A flight away from religious stereotypes

March 08, 2015 02:09 pm | Updated 02:09 pm IST - BENGALURU:

“Your father is too open-minded.” This is something people often tell 25-year-old Saarah Hameed Ahmed at wedding ceremonies and other gatherings, with disapproval writ large on their faces.

But she has learnt to shrug off such minor turbulences. It is not too hard for someone who steers people from one destination to another, thousands of feet above the ground almost every day.

Said to be Karnataka’s first Muslim woman pilot, Saarah has defied religious and gender stereotypes to become a First Officer in low-cost carrier SpiceJet. “My parents (her father is a professional photographer, mother a homemaker) always stressed on education,” says Saarah.
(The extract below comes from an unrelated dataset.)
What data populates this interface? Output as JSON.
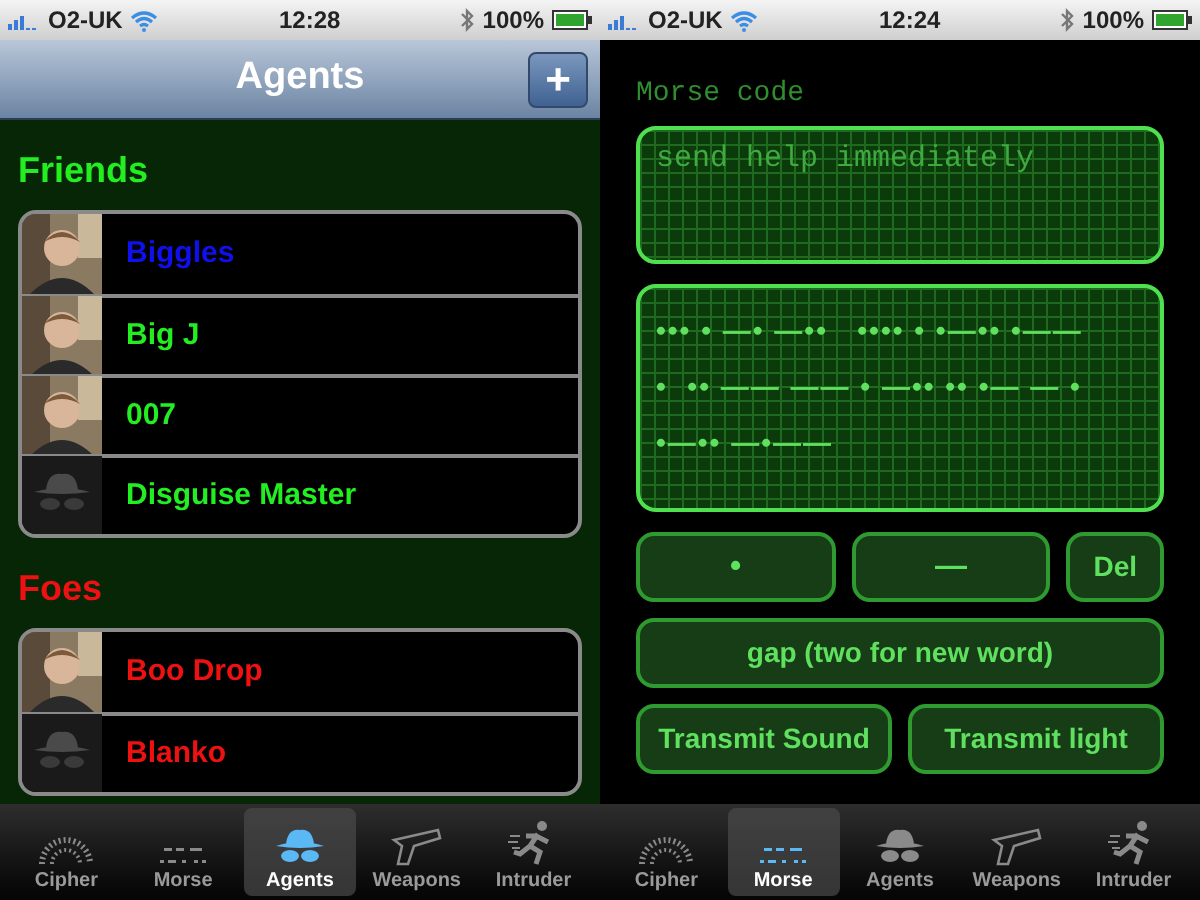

Having done her schooling and pre-university in the city, she wanted to pursue something that involved Physics and travelling. At 17, after mulling over astronomy, journalism and aeronautical engineering, a seminar by an Australian aviation academy set things on course.

She enrolled at a flying school in Florida, U.S., changed to another school mid-way after being unable to bear high costs, and managed to pass the course in 2009, being one of two Muslim women in the batch.

Saarah had to wait for a year after returning to India and gaining various licences (which again took about a year) before landing a job. Bengaluru to Bangkok is the longest journey she has flown so far.

“Some male passengers see me in the cockpit and ask me who the pilot is, but the women get excited. Men will dominate you if you allow them to,” she says, matter-of-factly.